We will stick to TV series because that’s mostly what I watch and because there is a great variety of different styles and levels within these shows. Here are just some ideas to get you started and most of the below shows are either critically acclaimed or real commercial successes:
家有儿女 (Home with Kids)
Oldie but goldie. Omnipresent sitcom/drama about a patchwork family between two parents who are separated from their previous spouses and their children. The family has its stereotypical roles (i.e. the kid being an overachieving student at school) and their daily stories and encounters are easy to follow. Also, the conversation between the children uses rather simple language. Suitable for beginners.
欢乐颂 (Ode to Joy)
The Chinese answer to “Sex and the City”. The story is about five modern women who live together in the same floor in an apartment complex called "Ode to Joy" in Shanghai. This show will take you through the intricacies of modern Chinese dating (or you can read our blog article here). Again, lots of useful everyday vocab. Conversations are quite easy to follow and the acting is fun. Suitable for beginners.
痞子英雄 (Black & White)
Action packed police show with a somewhat exaggerated touch of humor. It’s probably not for you if you are looking for deep stories and emotions. On the other hand, this makes the show quite understandable even if you can’t follow the conversations. For those that prefer Taiwanese accent over Mainland accent. Suitable for beginners.
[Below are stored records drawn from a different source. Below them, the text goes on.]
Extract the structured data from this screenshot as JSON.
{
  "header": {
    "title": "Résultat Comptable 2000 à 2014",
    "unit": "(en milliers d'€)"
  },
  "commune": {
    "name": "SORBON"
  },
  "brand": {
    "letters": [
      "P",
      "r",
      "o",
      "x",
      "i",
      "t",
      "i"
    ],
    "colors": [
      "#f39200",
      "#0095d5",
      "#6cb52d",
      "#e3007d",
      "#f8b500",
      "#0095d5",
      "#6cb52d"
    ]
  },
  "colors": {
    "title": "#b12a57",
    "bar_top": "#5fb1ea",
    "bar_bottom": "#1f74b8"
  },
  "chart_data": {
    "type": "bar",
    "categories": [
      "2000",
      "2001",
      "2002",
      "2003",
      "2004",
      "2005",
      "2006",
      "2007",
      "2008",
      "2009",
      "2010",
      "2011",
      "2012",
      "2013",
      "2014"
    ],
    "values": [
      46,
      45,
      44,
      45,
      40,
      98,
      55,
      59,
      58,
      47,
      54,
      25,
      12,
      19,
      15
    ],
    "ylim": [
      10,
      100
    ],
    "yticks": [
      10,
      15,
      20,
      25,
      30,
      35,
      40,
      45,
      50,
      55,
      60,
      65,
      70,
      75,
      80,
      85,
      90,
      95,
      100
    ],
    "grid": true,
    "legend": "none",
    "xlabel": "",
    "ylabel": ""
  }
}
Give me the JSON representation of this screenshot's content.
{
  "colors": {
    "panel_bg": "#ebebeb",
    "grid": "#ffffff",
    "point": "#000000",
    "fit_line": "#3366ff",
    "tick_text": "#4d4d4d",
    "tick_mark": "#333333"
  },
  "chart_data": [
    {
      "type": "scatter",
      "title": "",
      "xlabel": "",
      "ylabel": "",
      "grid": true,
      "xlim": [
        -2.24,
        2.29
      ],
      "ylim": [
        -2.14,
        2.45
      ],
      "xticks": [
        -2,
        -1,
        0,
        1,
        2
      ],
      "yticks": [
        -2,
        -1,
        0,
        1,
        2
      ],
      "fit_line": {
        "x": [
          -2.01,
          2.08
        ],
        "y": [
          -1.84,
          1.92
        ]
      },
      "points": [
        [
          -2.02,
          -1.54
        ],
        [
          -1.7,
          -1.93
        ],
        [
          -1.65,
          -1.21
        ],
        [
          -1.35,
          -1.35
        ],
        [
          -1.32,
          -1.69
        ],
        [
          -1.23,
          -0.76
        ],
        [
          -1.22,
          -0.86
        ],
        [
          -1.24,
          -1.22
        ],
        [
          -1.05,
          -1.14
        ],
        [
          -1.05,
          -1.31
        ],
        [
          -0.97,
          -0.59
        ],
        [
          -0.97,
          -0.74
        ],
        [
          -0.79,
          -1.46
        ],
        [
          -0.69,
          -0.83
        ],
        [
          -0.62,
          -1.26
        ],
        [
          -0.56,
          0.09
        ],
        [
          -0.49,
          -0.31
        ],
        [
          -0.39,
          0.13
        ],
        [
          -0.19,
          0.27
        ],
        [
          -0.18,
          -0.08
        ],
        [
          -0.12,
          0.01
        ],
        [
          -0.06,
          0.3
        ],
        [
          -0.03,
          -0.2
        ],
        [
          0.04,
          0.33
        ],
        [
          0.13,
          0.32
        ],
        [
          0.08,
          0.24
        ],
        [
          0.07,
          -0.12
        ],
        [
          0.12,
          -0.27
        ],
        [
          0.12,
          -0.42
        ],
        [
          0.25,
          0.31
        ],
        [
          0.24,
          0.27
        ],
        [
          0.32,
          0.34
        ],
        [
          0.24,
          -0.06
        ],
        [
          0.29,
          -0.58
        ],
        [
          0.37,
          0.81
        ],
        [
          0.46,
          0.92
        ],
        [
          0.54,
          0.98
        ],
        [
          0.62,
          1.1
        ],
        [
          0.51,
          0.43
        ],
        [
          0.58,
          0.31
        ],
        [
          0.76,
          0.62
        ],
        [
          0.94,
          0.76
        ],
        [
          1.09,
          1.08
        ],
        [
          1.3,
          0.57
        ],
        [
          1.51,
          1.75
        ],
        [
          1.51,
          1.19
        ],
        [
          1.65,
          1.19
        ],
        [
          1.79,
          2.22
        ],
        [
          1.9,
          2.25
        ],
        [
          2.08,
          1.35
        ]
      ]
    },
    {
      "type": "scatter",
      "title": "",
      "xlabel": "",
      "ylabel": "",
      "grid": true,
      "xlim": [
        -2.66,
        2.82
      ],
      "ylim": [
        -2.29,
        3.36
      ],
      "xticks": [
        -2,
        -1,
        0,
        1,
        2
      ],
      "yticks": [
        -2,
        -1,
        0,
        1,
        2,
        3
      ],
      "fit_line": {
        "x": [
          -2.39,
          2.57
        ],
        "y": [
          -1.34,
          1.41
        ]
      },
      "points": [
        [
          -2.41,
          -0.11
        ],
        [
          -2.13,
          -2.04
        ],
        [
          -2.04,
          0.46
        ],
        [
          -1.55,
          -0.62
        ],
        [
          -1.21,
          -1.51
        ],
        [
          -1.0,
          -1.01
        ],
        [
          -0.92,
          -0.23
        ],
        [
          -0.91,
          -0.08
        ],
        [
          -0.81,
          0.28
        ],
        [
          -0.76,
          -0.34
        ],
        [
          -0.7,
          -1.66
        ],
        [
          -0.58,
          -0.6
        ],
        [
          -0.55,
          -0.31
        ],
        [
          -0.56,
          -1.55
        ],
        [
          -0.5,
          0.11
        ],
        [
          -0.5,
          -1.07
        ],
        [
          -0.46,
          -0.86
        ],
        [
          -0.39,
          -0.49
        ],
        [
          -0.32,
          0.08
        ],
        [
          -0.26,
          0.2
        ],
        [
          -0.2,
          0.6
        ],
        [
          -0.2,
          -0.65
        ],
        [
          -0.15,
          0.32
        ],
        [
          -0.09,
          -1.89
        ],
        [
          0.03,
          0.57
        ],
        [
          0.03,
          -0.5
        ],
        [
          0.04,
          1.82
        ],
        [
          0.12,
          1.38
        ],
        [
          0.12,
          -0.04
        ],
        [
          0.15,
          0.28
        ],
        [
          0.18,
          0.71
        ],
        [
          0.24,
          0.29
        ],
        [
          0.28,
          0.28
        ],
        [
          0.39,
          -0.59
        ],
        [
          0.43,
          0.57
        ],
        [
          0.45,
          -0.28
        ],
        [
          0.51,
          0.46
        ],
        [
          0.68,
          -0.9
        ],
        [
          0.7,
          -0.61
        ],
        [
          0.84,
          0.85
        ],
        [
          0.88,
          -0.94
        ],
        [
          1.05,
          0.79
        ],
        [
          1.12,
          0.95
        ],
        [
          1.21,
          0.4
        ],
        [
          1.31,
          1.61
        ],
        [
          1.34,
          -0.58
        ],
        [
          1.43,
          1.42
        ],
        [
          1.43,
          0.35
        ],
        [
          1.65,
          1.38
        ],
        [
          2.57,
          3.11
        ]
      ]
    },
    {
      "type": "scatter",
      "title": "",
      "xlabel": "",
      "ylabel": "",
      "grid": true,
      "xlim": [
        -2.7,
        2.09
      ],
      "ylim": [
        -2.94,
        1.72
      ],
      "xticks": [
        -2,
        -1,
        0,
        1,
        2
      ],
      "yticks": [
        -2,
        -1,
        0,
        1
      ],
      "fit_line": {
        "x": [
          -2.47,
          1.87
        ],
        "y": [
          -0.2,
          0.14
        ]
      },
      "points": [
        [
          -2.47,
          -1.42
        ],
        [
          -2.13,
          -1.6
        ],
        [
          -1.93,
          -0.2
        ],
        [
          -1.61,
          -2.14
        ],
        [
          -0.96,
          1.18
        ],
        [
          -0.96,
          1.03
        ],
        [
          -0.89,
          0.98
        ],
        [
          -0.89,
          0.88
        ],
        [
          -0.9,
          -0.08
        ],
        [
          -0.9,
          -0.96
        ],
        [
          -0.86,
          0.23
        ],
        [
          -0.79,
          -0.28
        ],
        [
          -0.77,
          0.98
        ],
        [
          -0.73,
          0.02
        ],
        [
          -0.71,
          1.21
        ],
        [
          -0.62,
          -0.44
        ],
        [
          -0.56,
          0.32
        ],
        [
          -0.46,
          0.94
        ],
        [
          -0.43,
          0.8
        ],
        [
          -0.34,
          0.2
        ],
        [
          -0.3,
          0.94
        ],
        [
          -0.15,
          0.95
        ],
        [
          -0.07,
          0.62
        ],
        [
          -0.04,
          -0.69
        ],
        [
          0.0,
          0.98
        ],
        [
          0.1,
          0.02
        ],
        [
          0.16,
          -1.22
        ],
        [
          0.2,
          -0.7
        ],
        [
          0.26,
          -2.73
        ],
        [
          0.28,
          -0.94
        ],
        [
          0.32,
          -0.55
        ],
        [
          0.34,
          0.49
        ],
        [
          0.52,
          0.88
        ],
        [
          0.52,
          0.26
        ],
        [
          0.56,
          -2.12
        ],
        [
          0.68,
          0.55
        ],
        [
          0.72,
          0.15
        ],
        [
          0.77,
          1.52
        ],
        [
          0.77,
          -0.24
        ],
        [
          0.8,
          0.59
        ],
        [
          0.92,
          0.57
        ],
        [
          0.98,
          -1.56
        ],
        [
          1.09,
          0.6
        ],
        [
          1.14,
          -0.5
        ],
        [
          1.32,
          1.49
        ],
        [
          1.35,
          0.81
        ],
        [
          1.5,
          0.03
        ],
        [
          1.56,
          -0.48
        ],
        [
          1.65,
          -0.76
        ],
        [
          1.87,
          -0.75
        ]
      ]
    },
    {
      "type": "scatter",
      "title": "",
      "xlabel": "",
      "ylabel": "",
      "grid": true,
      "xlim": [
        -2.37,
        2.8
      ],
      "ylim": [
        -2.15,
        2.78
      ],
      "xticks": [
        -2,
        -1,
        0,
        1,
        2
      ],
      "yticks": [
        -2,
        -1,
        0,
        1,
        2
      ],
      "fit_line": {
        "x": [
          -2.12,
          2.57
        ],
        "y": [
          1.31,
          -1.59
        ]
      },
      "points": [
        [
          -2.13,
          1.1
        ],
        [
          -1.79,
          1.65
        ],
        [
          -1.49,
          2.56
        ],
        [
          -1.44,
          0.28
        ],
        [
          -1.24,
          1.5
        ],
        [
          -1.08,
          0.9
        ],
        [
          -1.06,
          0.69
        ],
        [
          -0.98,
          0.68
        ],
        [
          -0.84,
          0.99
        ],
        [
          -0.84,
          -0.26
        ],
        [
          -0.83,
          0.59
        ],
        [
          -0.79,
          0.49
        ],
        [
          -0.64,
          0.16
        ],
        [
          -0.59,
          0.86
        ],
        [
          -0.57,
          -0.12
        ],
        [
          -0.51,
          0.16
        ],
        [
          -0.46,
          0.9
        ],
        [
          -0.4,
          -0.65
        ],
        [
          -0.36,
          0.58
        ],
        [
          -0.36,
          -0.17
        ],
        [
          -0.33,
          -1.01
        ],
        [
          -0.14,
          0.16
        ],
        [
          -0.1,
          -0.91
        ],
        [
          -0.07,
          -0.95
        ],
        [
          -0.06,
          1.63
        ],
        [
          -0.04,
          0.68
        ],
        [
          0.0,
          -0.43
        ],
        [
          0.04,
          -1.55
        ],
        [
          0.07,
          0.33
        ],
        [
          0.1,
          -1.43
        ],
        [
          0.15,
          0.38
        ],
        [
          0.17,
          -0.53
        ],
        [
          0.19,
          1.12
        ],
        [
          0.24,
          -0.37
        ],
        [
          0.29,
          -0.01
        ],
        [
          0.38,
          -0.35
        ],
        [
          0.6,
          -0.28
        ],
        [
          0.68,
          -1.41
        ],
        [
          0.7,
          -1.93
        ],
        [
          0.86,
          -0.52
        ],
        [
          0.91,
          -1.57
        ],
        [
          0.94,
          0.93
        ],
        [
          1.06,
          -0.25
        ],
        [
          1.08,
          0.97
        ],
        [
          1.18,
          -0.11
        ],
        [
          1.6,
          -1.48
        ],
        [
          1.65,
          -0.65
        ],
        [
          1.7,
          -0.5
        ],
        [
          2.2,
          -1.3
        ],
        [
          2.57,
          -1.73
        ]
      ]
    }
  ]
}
Another oldie. If you are a college/university student, this is the must-watch drama for you. This series traces the struggles of China's Post-80's generation (called 八零后 in Chinese) after graduation from college. The vocab and also speed of conversation is not always easy, but the show contains loads of useful everyday situations (just the first episode takes you to an internet café where electricity breaks down and a bar/restaurant fight with subsequent police interrogation ;-)). Suitable for intermediate learners.
人民的名义 (In the Name of the People)
Another recent show. China’s house of cards (or so they claim). The show tells the story of the fight of Chinese authorities against corruption. This is a big national topic in China. And in fact, the show is partly financed by the government. However, it is still reasonably entertaining. Obviously, the series contains lots of specialized vocab from the political/criminal enforcement field. Suitable for intermediate learners.
蜗居 (Dwelling Narrowness)
When a TV drama gets officially censored, you know that you should watch it. Rumor has it that the series depicts too many socially sensitive issues, such as the growing (un-)affordability of housing in Chinese big cities, the widening wealth gap and corruption. That would obviously go against the mainstream story of the rebirth of the “Chinese Dream”. Others suspect that the show is too explicit. Whatever the reason, it’s worth watching. The language is mostly everyday situations and yes, the main characters talk about sex which is unusual for a Mainland show. Suitable for intermediate learners.
琅琊榜 (Nirvana in Fire)
Critically acclaimed and a commercial success. Nirvana in Fire is a visually stunning historical drama set in sixth century China. It follows the political intrigues at the imperial court and beyond. The storyline is complex and the character’s sometimes drift off into ancient-style Chinese. This makes the show something for more ambitious students. Of course, you will still enjoy the show if you are a die-hard wuxia fan and the action is masterfully shot. Suitable for advanced learners.
To get some variety, you can also check out other successful formats on Chinese TV, such as game shows. A long time audience favorite is the dating show 非诚勿扰 in which one male candidate tries to win the heart of one of the 25 participating girls. Most of the candidates are Chinese, but the occasional foreigner adds spice to the show.